Department of Biological Sciences and the Center for Zebrafish Research, University of Notre Dame, 027 Galvin Life Sciences Building, 46556, Notre Dame, IN, USA.
Adv Exp Med Biol. 2016;854:587-93. doi: 10.1007/978-3-319-17121-0_78.

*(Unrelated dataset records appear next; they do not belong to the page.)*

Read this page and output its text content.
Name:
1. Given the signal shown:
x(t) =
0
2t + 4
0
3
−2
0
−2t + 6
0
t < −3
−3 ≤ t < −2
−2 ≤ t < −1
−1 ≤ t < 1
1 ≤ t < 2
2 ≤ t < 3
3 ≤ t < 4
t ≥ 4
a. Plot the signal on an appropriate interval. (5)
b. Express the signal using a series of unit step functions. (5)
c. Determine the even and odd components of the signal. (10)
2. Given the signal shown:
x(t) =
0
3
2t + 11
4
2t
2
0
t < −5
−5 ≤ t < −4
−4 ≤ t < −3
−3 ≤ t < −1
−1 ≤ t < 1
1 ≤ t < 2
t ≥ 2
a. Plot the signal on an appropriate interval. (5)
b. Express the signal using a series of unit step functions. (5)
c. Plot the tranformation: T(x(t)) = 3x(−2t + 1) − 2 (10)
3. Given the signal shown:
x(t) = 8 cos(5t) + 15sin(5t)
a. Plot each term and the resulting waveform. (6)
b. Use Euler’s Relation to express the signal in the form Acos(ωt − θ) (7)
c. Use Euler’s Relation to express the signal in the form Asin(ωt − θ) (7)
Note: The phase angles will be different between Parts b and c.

In the adult zebrafish, death of retinal neurons stimulates Müller glia to re-enter the cell cycle to produce neuronal progenitor cells (NPCs) that undergo further cell divisions and differentiate to replace lost neurons in the correct spatial locations. Understanding the mechanisms regulating retinal regeneration will ultimately provide avenues to overcome vision loss in human. Recently, the observation of interkinetic nuclear migration (INM) of Müller glia in the regenerating zebrafish retina resulted in the inclusion of an additional complex step to the regeneration process. The pathways regulating INM and its function in the regenerating retina have not been well studied. Here, we summarize the evidence for INM in the regenerating retina and review mechanisms that control INM during neuro-epithelial development in the context of pathways known to be critical during retinal regeneration.
在成年斑马鱼中,视网膜神经元的死亡会刺激米勒胶质细胞重新进入细胞周期,以产生神经元祖细胞(NPCs),这些祖细胞会进一步进行细胞分裂并分化,从而在正确的空间位置替代丢失的神经元。了解调节视网膜再生的机制最终将为克服人类视力丧失提供途径。最近,在再生斑马鱼视网膜中观察到米勒胶质细胞的核间运动(INM),这使得再生过程又增加了一个复杂步骤。调节INM及其在再生视网膜中功能的途径尚未得到充分研究。在这里,我们总结了再生视网膜中INM的证据,并在已知对视网膜再生至关重要的途径背景下,回顾了神经上皮发育过程中控制INM的机制。